High-Value Added Valorization of Food Waste Streams to Rhamnolipids

Globally, food waste constitutes 30-50% of total municipal solid waste while landfilling remains the main treatment technology. From a circular economy perspective, this treatment option is not sustainable due to greenhouse gases emission and breakdown of nutrient cycling. Meanwhile, the recent sustainable development goals emphasize on food security, environmental protection and material and energy efficiency, and therefore, have become the key drivers for food waste valorization to high-value products. In the present work, we investigated the feasibility of bioconversion of mixed, post-consumption leftover food waste into rhamnolipids biosurfactant using Pseudomonas aeruginosa.

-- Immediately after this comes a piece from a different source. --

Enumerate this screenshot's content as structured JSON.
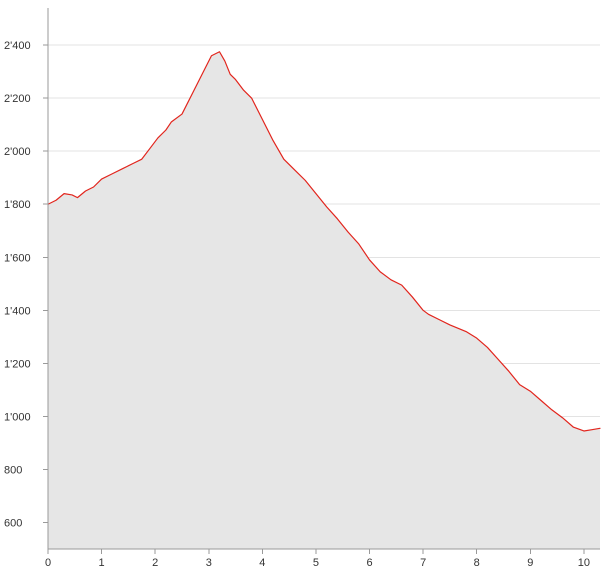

Food waste was obtained from university cafeteria in Hong Kong. The food waste hydrolysate was obtained by mixed culture acidogenic fermentation instead of using expensive commercial enzymes. Preliminary experiments compared the rhamnolipids production efficiency on (food) waste streams including waste cooking oil and mixed food waste with refined hydrophilic substrates such as glucose and glycerol, and hydrophobic carbon sources such as oleic acid and fresh canola oil. Food waste emerged as the best feedstock for rhamnolipids production and was subsequently used for fermentation in a laboratory bioreactor. Characterization of produced rhamnolipids was performed by Liquid Chromatography with tandem Mass Spectrometry (LC-MS/MS) and Fourier Transform Infrared Spectroscopy (FTIR). It was shown that food waste-derived rhamnolipids predominantly contained Rha-C10-C10 and Rha-Rha-C10-C12 congeners. Further improvement in product concentration and yield through optimization of fermentation conditions and design of various nutrient feeding fed-batch strategies shall be the topic of future investigation.